Sunday, April 22, 2007

Nonhomologous End Joining

'DNA-Repair Machine Maintains Genomic Stability' is a good introductory article for DNA repair in general and, more specifically, for a type of repair known as nonhomologous end joining; often represented by the acronym NHEJ. There are two well known mechanisms by which the repair of DNA double-strand breaks are made. The already mentioned nonhomologous end joining being one and homologous recombination the other. As the article states:

"The fidelity of the genome is under constant threat — toxic chemicals, ionizing radiation, even the byproducts of normal cellular metabolism can wreak havoc on DNA. In some instances, DNA damage is severe enough to chop the double helix in two. When this happens, a group of proteins that fixes double-stranded DNA breaks mobilizes to make repairs. If a break goes unfixed, the consequences to the cell can be disastrous, ranging from wholesale gene rearrangements to massive chromosomal breakdown."

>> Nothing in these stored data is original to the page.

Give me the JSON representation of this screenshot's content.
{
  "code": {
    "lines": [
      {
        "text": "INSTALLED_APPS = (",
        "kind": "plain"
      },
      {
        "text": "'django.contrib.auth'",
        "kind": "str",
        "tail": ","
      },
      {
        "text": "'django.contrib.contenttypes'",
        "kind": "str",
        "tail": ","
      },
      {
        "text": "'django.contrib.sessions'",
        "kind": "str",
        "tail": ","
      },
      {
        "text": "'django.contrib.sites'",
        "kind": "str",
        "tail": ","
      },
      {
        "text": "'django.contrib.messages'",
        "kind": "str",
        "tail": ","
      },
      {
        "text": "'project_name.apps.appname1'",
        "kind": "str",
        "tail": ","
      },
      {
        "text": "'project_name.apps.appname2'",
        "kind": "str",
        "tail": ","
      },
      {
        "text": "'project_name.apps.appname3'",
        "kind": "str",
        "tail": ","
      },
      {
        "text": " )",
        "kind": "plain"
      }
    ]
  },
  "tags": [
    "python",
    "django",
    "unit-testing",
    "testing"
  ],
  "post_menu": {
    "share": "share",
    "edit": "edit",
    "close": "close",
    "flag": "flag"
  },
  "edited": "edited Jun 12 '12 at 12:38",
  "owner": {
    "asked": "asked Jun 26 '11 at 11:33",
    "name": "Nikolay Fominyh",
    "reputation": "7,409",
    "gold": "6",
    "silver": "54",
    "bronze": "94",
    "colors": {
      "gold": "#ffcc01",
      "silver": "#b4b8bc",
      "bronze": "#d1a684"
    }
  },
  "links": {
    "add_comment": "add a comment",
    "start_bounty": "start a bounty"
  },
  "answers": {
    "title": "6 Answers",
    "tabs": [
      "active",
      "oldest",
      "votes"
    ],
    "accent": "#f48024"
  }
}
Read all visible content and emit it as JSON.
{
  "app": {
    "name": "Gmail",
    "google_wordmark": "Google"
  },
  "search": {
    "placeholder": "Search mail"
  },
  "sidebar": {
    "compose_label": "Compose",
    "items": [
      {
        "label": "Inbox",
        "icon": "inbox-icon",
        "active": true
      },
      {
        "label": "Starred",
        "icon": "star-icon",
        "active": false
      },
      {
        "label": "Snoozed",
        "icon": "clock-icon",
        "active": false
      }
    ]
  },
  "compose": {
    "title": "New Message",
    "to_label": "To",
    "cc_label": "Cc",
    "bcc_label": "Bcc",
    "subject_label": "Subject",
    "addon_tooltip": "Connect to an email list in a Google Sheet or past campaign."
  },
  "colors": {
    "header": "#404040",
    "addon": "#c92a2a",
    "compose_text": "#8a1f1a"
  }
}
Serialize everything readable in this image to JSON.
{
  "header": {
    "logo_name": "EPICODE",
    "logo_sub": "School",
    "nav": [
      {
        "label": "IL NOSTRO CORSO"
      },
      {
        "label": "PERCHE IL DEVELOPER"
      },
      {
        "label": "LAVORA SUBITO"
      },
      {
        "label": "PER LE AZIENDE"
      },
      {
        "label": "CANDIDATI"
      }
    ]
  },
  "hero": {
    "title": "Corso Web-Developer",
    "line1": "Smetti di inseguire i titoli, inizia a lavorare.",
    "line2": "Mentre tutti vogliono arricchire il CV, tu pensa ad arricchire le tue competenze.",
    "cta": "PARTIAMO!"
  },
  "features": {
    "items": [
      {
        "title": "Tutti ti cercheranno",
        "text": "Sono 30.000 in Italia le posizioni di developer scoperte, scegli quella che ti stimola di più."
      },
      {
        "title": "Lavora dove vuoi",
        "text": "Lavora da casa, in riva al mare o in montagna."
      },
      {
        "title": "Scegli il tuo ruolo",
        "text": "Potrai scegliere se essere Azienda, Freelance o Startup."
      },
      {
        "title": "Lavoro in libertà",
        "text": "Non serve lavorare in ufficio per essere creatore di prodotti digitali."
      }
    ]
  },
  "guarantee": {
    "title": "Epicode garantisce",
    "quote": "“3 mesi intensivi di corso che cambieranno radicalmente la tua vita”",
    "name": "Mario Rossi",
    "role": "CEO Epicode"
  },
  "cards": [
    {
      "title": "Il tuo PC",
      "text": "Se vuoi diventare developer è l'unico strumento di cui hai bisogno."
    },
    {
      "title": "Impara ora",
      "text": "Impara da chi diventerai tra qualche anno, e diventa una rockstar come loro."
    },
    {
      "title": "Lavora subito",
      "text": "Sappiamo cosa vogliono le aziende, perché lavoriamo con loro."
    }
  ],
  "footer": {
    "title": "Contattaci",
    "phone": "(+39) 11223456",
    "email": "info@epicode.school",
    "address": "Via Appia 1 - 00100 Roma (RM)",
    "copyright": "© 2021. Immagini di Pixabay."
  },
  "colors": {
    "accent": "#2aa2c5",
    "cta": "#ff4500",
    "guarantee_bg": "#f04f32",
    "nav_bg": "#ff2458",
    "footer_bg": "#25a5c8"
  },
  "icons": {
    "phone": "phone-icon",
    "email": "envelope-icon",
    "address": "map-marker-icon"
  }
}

Note that the causes of DNA damage are everywhere and exist at all times. Even normal cellular metabolic activities can engender damage to an organism's genome. Repair mechanisms are not a luxury. They are vital to the ability of organisms to maintain vital functions and stave off cancer. Compromising the effectiveness of DNA repair functions can be fatal to an organism. More from the same article:

"In an experiment designed to assess the role of the NHEJ pathway in repairing general chromosomal damage induced by radiation, the scientists irradiated fibroblast cells that were deficient in both Lig4 and p53, a key DNA damage sensor. Normally, p53 prevents damaged cells from proceeding in the cell division cycle."

Repair mechanisms are irreducibly complex in that they are composed of multiple proteins and their encoding genes. There are also many different types of repairs. Yet we repeatedly witness the disabling of a single protein in one of the repair pathways as sufficient to cause fatal diseases. A viable evolutionary process would require effective repair mechanisms very early in the history of life. In my view this means the very begining of life itself. The problem caused by an absence or incomplete set of repair mechanisms is an inability to retain beneficial encoding information within an organism's DNA. This also makes problematic the capacity to generate increases in genomic information that would accompany any selected changes. If information is lost faster than it can be incremented, the demise of affected organisms is an inevitable result.